I look over at Ben again who is deep in whispered conversation with Eric. I notice nobody is poking him and making him stop talking. Typical.

Then I notice Ben hand Eric a wad of cash in twenty-pound notes. I nudge Sascha again and she looks over, just in time to see Eric take the money from Ben.

‘A bribe for something probably,’ I whisper. But Sascha rolls her eyes and carries on singing. Bessie pokes me in the back again.

‘Could it be,’ Sascha says after the carols are over as she sips from her cup of hot orange squash – the non-alcoholic alternative to mulled wine, ‘that you’re obsessing about him not because he works at Moby’s but because you have feelings for him.’ She drags out the word feelings in a way that makes me feel uncomfortable.

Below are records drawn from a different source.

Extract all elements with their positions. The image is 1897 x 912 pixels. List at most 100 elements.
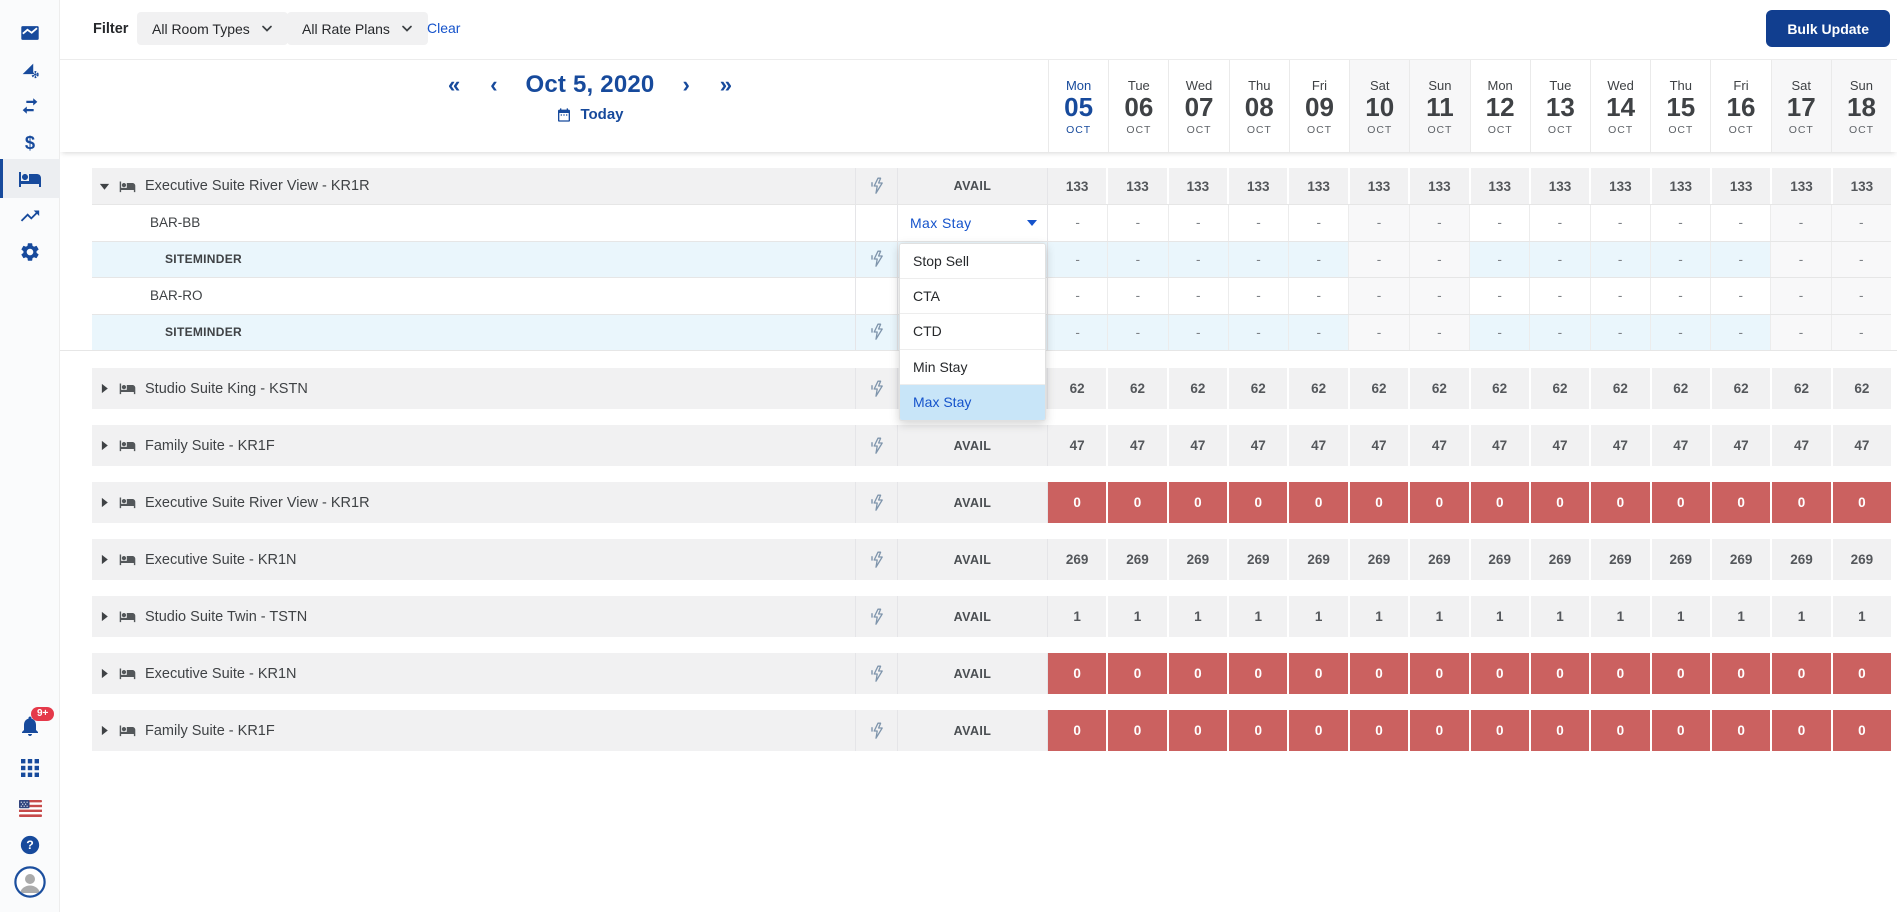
availability-cell[interactable]: 0	[1649, 653, 1710, 694]
sidebar-item-settings-gear[interactable]	[0, 233, 60, 270]
availability-cell[interactable]: 47	[1468, 425, 1529, 466]
availability-cell[interactable]: 0	[1408, 710, 1469, 751]
availability-cell[interactable]: 0	[1649, 710, 1710, 751]
day-column-mon-12[interactable]: Mon 12 OCT	[1469, 60, 1530, 152]
availability-cell[interactable]: 47	[1347, 425, 1408, 466]
restriction-cell[interactable]: -	[1649, 314, 1710, 350]
restriction-cell[interactable]: -	[1227, 205, 1288, 241]
restriction-cell[interactable]: -	[1167, 314, 1228, 350]
availability-cell[interactable]: 133	[1528, 168, 1589, 204]
restriction-cell[interactable]: -	[1408, 205, 1469, 241]
menu-item-max-stay[interactable]: Max Stay	[900, 384, 1045, 420]
availability-cell[interactable]: 1	[1468, 596, 1529, 637]
quick-action-cell[interactable]	[855, 653, 897, 694]
availability-cell[interactable]: 1	[1528, 596, 1589, 637]
availability-cell[interactable]: 1	[1649, 596, 1710, 637]
restriction-cell[interactable]: -	[1227, 278, 1288, 314]
quick-action-cell[interactable]	[855, 241, 897, 277]
sidebar-item-rate-shopper[interactable]	[0, 51, 60, 88]
day-column-sat-17[interactable]: Sat 17 OCT	[1770, 60, 1831, 152]
restriction-cell[interactable]: -	[1589, 314, 1650, 350]
day-column-wed-07[interactable]: Wed 07 OCT	[1168, 60, 1228, 152]
restriction-cell[interactable]: -	[1830, 241, 1891, 277]
availability-cell[interactable]: 133	[1065, 178, 1089, 194]
availability-cell[interactable]: 47	[1106, 425, 1166, 466]
availability-cell[interactable]: 0	[1830, 482, 1892, 523]
day-column-thu-08[interactable]: Thu 08 OCT	[1228, 60, 1289, 152]
bulk-update-button[interactable]: Bulk Update	[1766, 10, 1890, 47]
availability-cell[interactable]: 133	[1649, 168, 1710, 204]
availability-cell[interactable]: 0	[1709, 482, 1771, 523]
availability-cell[interactable]: 0	[1770, 710, 1831, 751]
restriction-cell[interactable]: -	[1288, 314, 1348, 350]
restriction-cell[interactable]: -	[1408, 278, 1469, 314]
restriction-select[interactable]: Max Stay	[898, 205, 1047, 241]
restriction-cell[interactable]: -	[1529, 278, 1589, 314]
room-type-row[interactable]: Family Suite - KR1F AVAIL 47 47 47 47 47 47 47 47…	[92, 425, 1891, 466]
availability-cell[interactable]: 133	[1589, 168, 1649, 204]
restriction-cell[interactable]: -	[1589, 241, 1650, 277]
availability-cell[interactable]: 269	[1065, 552, 1089, 567]
availability-cell[interactable]: 269	[1166, 539, 1227, 580]
quick-action-cell[interactable]	[855, 596, 897, 637]
quick-action-cell[interactable]	[855, 368, 897, 409]
availability-cell[interactable]: 1	[1106, 596, 1166, 637]
availability-cell[interactable]: 0	[1709, 710, 1771, 751]
restriction-cell[interactable]: -	[1227, 241, 1288, 277]
availability-cell[interactable]: 0	[1227, 653, 1288, 694]
availability-cell[interactable]: 269	[1709, 539, 1770, 580]
quick-action-cell[interactable]	[855, 710, 897, 751]
restriction-cell[interactable]: -	[1107, 314, 1167, 350]
availability-cell[interactable]: 62	[1589, 368, 1649, 409]
sidebar-item-pricing-dollar[interactable]: $	[0, 124, 60, 161]
next-page-icon[interactable]: »	[719, 72, 733, 97]
prev-page-icon[interactable]: «	[447, 72, 461, 97]
availability-cell[interactable]: 62	[1166, 368, 1227, 409]
restriction-cell[interactable]: -	[1529, 205, 1589, 241]
room-type-row[interactable]: Executive Suite River View - KR1R AVAIL 13…	[92, 168, 1891, 204]
availability-cell[interactable]: 47	[1589, 425, 1649, 466]
restriction-cell[interactable]: -	[1167, 205, 1228, 241]
availability-cell[interactable]: 0	[1770, 482, 1831, 523]
availability-cell[interactable]: 269	[1106, 539, 1166, 580]
day-column-sat-10[interactable]: Sat 10 OCT	[1349, 60, 1410, 152]
day-column-fri-16[interactable]: Fri 16 OCT	[1710, 60, 1770, 152]
availability-cell[interactable]: 0	[1347, 653, 1409, 694]
sidebar-item-inventory-bed[interactable]	[0, 159, 60, 198]
availability-cell[interactable]: 1	[1347, 596, 1408, 637]
restriction-cell[interactable]: -	[1348, 314, 1409, 350]
availability-cell[interactable]: 0	[1106, 710, 1167, 751]
availability-cell[interactable]: 47	[1830, 425, 1891, 466]
quick-action-cell[interactable]	[855, 314, 897, 350]
availability-cell[interactable]: 1	[1830, 596, 1891, 637]
restriction-cell[interactable]: -	[1288, 205, 1348, 241]
sidebar-item-apps-grid[interactable]	[0, 752, 60, 789]
availability-cell[interactable]: 1	[1770, 596, 1830, 637]
day-column-sun-18[interactable]: Sun 18 OCT	[1830, 60, 1892, 152]
availability-cell[interactable]: 47	[1287, 425, 1347, 466]
sidebar-item-avatar[interactable]	[0, 866, 60, 903]
availability-cell[interactable]: 0	[1347, 482, 1409, 523]
restriction-cell[interactable]: -	[1830, 205, 1891, 241]
availability-cell[interactable]: 62	[1227, 368, 1287, 409]
restriction-cell[interactable]: -	[1075, 324, 1080, 340]
availability-cell[interactable]: 133	[1347, 168, 1408, 204]
availability-cell[interactable]: 0	[1347, 710, 1409, 751]
restriction-cell[interactable]: -	[1107, 205, 1167, 241]
availability-cell[interactable]: 0	[1468, 653, 1529, 694]
room-type-row[interactable]: Executive Suite River View - KR1R AVAIL 0 0…	[92, 482, 1892, 523]
availability-cell[interactable]: 0	[1106, 482, 1167, 523]
restriction-cell[interactable]: -	[1167, 241, 1228, 277]
quick-action-cell[interactable]	[855, 425, 897, 466]
day-column-wed-14[interactable]: Wed 14 OCT	[1589, 60, 1650, 152]
availability-cell[interactable]: 269	[1830, 539, 1891, 580]
room-types-filter[interactable]: All Room Types	[137, 12, 288, 45]
availability-cell[interactable]: 1	[1166, 596, 1227, 637]
restriction-cell[interactable]: -	[1710, 278, 1770, 314]
availability-cell[interactable]: 0	[1048, 482, 1107, 523]
availability-cell[interactable]: 0	[1166, 710, 1228, 751]
restriction-cell[interactable]: -	[1710, 314, 1770, 350]
availability-cell[interactable]: 62	[1468, 368, 1529, 409]
restriction-cell[interactable]: -	[1770, 241, 1831, 277]
day-column-tue-06[interactable]: Tue 06 OCT	[1108, 60, 1168, 152]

‘No,’ I say abruptly, knowing that she might have hit the nail on the head.

‘Moby’s gave up on the café a year ago when you bought your aunt and uncle out,’ she goes on. ‘Why would they still be sniffing around now?’

I shrug. I know I’m being irrational, but all I can see is that desperate look on Miranda’s face when she told me that the money Moby’s was offering was not to be sneered at and all I can feel is the guilt that I’ve carried around all year because, although I’ve never known the price Moby’s offered, I know it was a lot more than I bought the café off them for. Sometimes I wonder if I did the right thing after all, if I should have asked, no begged, them not to sell to Moby’s and to let me run the tea shop I’d been daydreaming about as I sat in the university library in York not writing my PhD. Should I have let James and Miranda take the Moby’s money while I actually gave that PhD a shot?